La folie règne en ce pays mais il faut être encore plus fou pour le quitter car il est impossible d’y retourner. La morale – qui bien est, qu’il ne se remueve – est claire : à vouloir changer, on perd.

Une utopie médiévale

Le moment de mise à l’écrit n’est pas anodin. Le XIIIe siècle connaît de profondes mutations économiques, sociales et culturelles. L’urbanisation modifie le paysage et les métiers. L’avènement des ordres mendiants instaure la confession individuelle et renforce le contrôle de l’Église.

L’abondance alimentaire du fabliau renvoie à l’insuffisance de la production et aux restrictions imposées par l’Église qui fait de manger un acte sacré. Au XIIIe siècle, la gourmandise est péché grave, lié à la luxure. La profusion de Cocagne rappelle celle du Carnaval, la plus importante fête de rupture sociale où ont lieu tous les excès, notamment de gourmandise, avant l’abstinence de Carême.

Le rêve de la nourriture d'abondance est le motif de nombreux récits comme le Graal, dont le terme provient de l'occitan et a une signification alimentaire, comme « Cocagne ».

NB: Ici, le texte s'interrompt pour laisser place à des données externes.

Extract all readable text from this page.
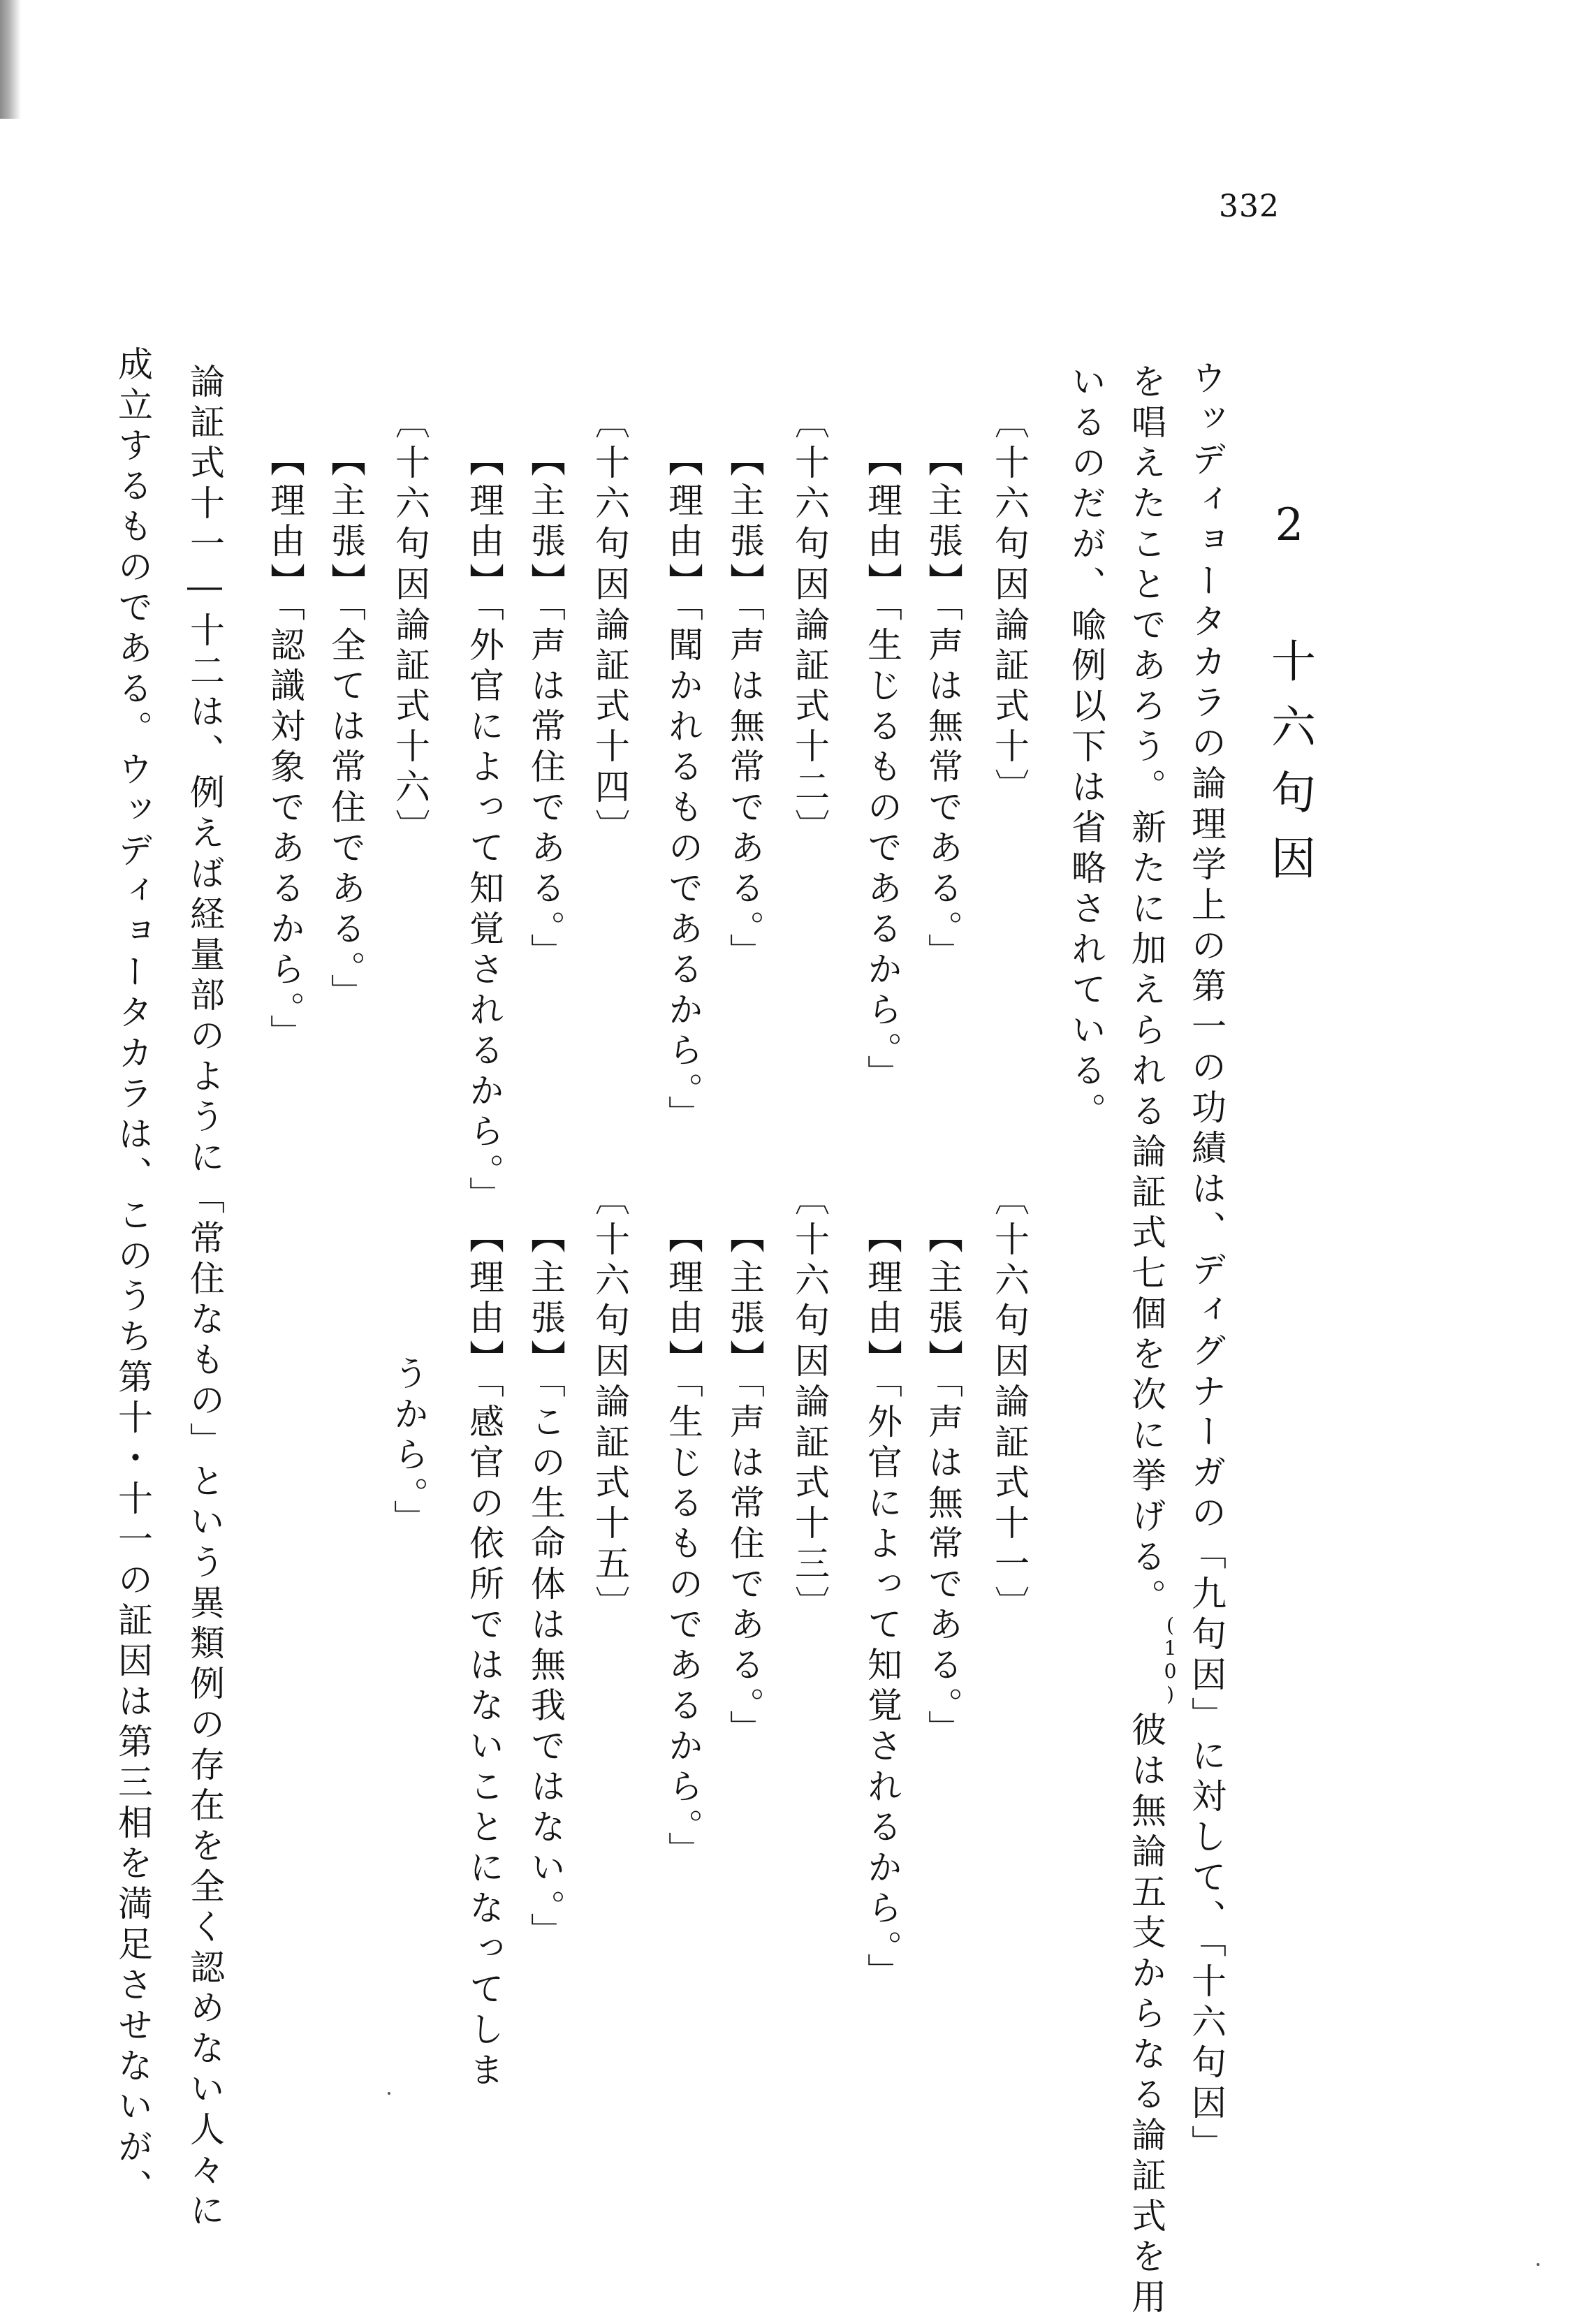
332
2　十六句因
ウッディョータカラの論理学上の第一の功績は、ディグナーガの「九句因」に対して、「十六句因」
を唱えたことであろう。新たに加えられる論証式七個を次に挙げる。(10)彼は無論五支からなる論証式を用
いるのだが、喩例以下は省略されている。
〔十六句因論証式十〕
【主張】「声は無常である。」
【理由】「生じるものであるから。」
〔十六句因論証式十二〕
【主張】「声は無常である。」
【理由】「聞かれるものであるから。」
〔十六句因論証式十四〕
【主張】「声は常住である。」
【理由】「外官によって知覚されるから。」
〔十六句因論証式十六〕
【主張】「全ては常住である。」
【理由】「認識対象であるから。」
〔十六句因論証式十一〕
【主張】「声は無常である。」
【理由】「外官によって知覚されるから。」
〔十六句因論証式十三〕
【主張】「声は常住である。」
【理由】「生じるものであるから。」
〔十六句因論証式十五〕
【主張】「この生命体は無我ではない。」
【理由】「感官の依所ではないことになってしま
うから。」
論証式十一―十二は、例えば経量部のように「常住なもの」という異類例の存在を全く認めない人々に
成立するものである。ウッディョータカラは、このうち第十・十一の証因は第三相を満足させないが、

L'oisiveté est reine en ce lieu car le travail n’existe pas. L’homme n’a pas à travailler puisque tout est disponible sans effort et sans la souffrance qui découle de la punition divine lors de la Chute. La réhabilitation du travail connaît son apogée au XIIIe siècle, simultanément au développement de l’économie monétaire mais aussi aux premiers symptômes d’une crise. « Qui plus y dort, plus y gagne / Celui qui dort jusqu'à midi / Gagne cinq sols et demi » (v. 28-30) : la paresse est la seule activité rémunérée, ce qui illustre le développement de l’emprunt, vivement critiqué par l’Église qui condamne le fait de s’enrichir sans travailler comme un péché d’usure. Cocagne propose une solution radicale : en ce lieu, les pièces de monnaie sont jetées par terre.

L’un des tabous les plus forts de la société chrétienne médiévale, la sexualité, est radicalement renversé. Puisque l'honneur n'est pas taché – « Jamais nul ne s’en courroucera (…) Mais au contraire elles en seront d’autant plus honorées » (v. 112 et 116), chacun peut agir comme il l'entend.

Enfin, la fontaine de Jouvence, motif antique, permet de jouir d’une éternelle jeunesse. Cette dernière est préférée aux anciens : l’auteur est jeune, dénigre les « longues barbes ». Les habitants ont toujours trente ans, soit l’âge d’Adam a sa création et celui supposé du Christ lors de son entrée en prédication. Ce temps d’allégresse est lié aux groupes de jeunes errants aux mœurs libres comme le « jeune » aristocratique, celui qui est encore instable, c'est-à-dire sans statut et non marié, ou encore comme les Goliards, des clercs en rupture de vœux chantant des poèmes satiriques en latin. Étant donné les thèmes contenus dans le récit et les nombreuses allusions au christianisme, il a été proposé que l'auteur soit issu de ce milieu. Or, dans les Carmina Burana, un recueil de textes attribué aux Goliards, apparaît l'abbas Cucaniensis, l'abbé de Cocagne, qui n'est autre que le meneur d'un groupe d'ivrognes. Les Goliards contestent la mainmise de l’Église et louent la taverne, thème auquel Cocagne a notamment été rattaché.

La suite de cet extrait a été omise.